When talking of physical activity, tailoring prescriptions to individuals is even more difficult since the ability to perform exercise as well as the exercise outcomes likely depend on a wider set of genes (and their epigenetic setting).
These considerations become much more stringent when we focus on the nervous system—every brain is unique because of genetic and epigenetic peculiarities that accumulate throughout our lives, as an effect of learning and experiences that sculpt our mind.
So they won’t even consider prescribing standard exercises because of individual differences, yet have no problem insisting on “standard doses” of opioids.
as life expectancy is increasing all over the world, it is of the utmost importance for all of us to maintain independence in the daily life activities and a sense of wellbeing as long as possible.

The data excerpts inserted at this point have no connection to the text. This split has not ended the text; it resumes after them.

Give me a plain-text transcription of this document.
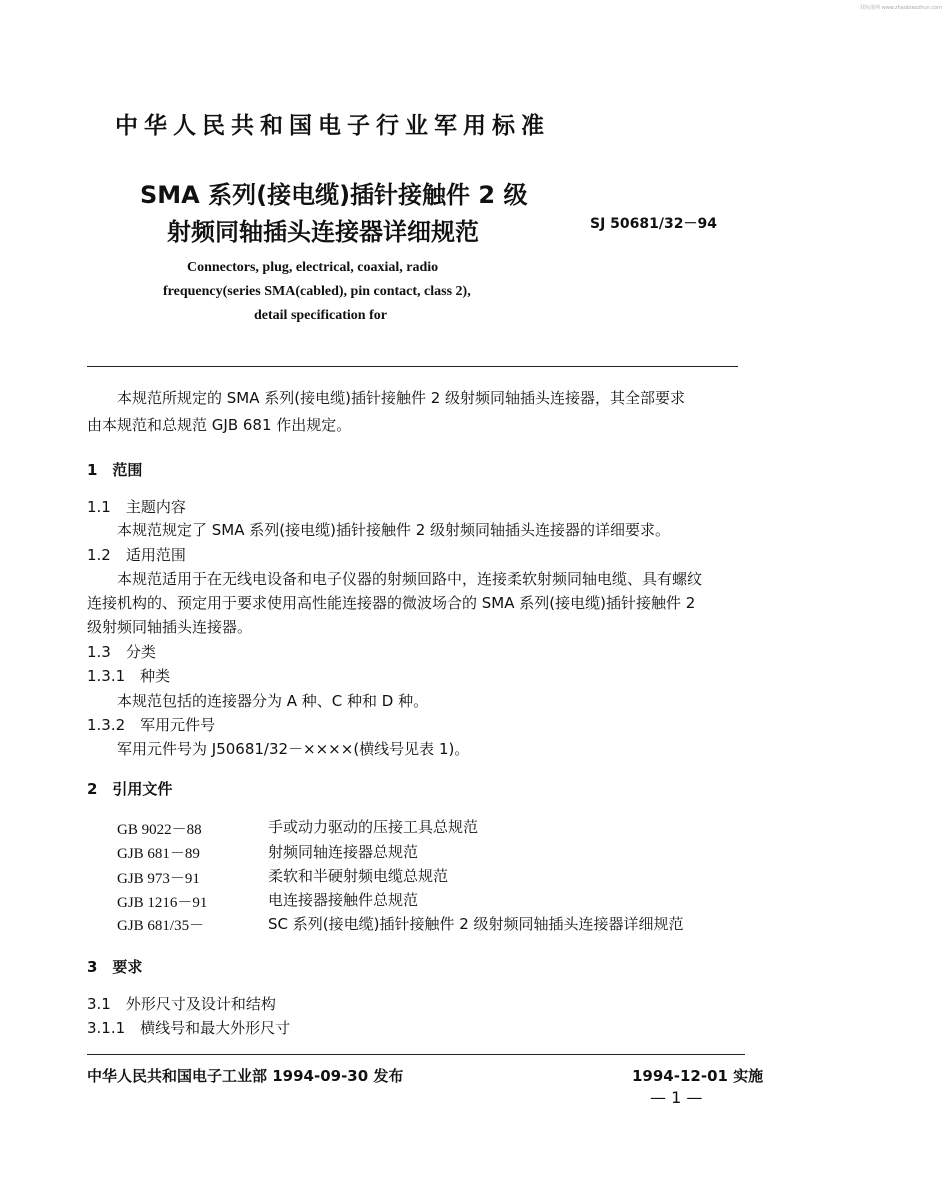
找标准网 www.zhaobiaozhun.com
中华人民共和国电子行业军用标准
SMA 系列(接电缆)插针接触件 2 级
射频同轴插头连接器详细规范	SJ 50681/32－94
Connectors, plug, electrical, coaxial, radio
frequency(series SMA(cabled), pin contact, class 2),
detail specification for
本规范所规定的 SMA 系列(接电缆)插针接触件 2 级射频同轴插头连接器，其全部要求
由本规范和总规范 GJB 681 作出规定。
1　范围
1.1　主题内容
本规范规定了 SMA 系列(接电缆)插针接触件 2 级射频同轴插头连接器的详细要求。
1.2　适用范围
本规范适用于在无线电设备和电子仪器的射频回路中，连接柔软射频同轴电缆、具有螺纹
连接机构的、预定用于要求使用高性能连接器的微波场合的 SMA 系列(接电缆)插针接触件 2
级射频同轴插头连接器。
1.3　分类
1.3.1　种类
本规范包括的连接器分为 A 种、C 种和 D 种。
1.3.2　军用元件号
军用元件号为 J50681/32－××××(横线号见表 1)。
2　引用文件
GB 9022－88	手或动力驱动的压接工具总规范
GJB 681－89	射频同轴连接器总规范
GJB 973－91	柔软和半硬射频电缆总规范
GJB 1216－91	电连接器接触件总规范
GJB 681/35－	SC 系列(接电缆)插针接触件 2 级射频同轴插头连接器详细规范
3　要求
3.1　外形尺寸及设计和结构
3.1.1　横线号和最大外形尺寸
中华人民共和国电子工业部 1994-09-30 发布	1994-12-01 实施
— 1 —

This is certainly true, but without opioids to ease the pain I suffer with physical activity, I could not exercise. So, denying a patient opioids has ripple effects when activity levels can no longer be maintained.
Without opioids, I would exercise much less and no longer achieve all the benefits I’ve been getting from all my physical activity.
This seems like just another layer of cruelty caused by forced opioid tapers.
Since PA can clearly contribute in ameliorating physical fitness as well as the mental status, it should be a social and political task to promote the conditions that allow the realization of physical exercise programs for the entire population, and especially for the elders and for children.
In particular, we suggest that both healthy people and patients are encouraged by physicians to perform physical activity, underlining the higher impact and efficacy of moderate and regular exercise, in comparison with acute and heavy bouts of activity.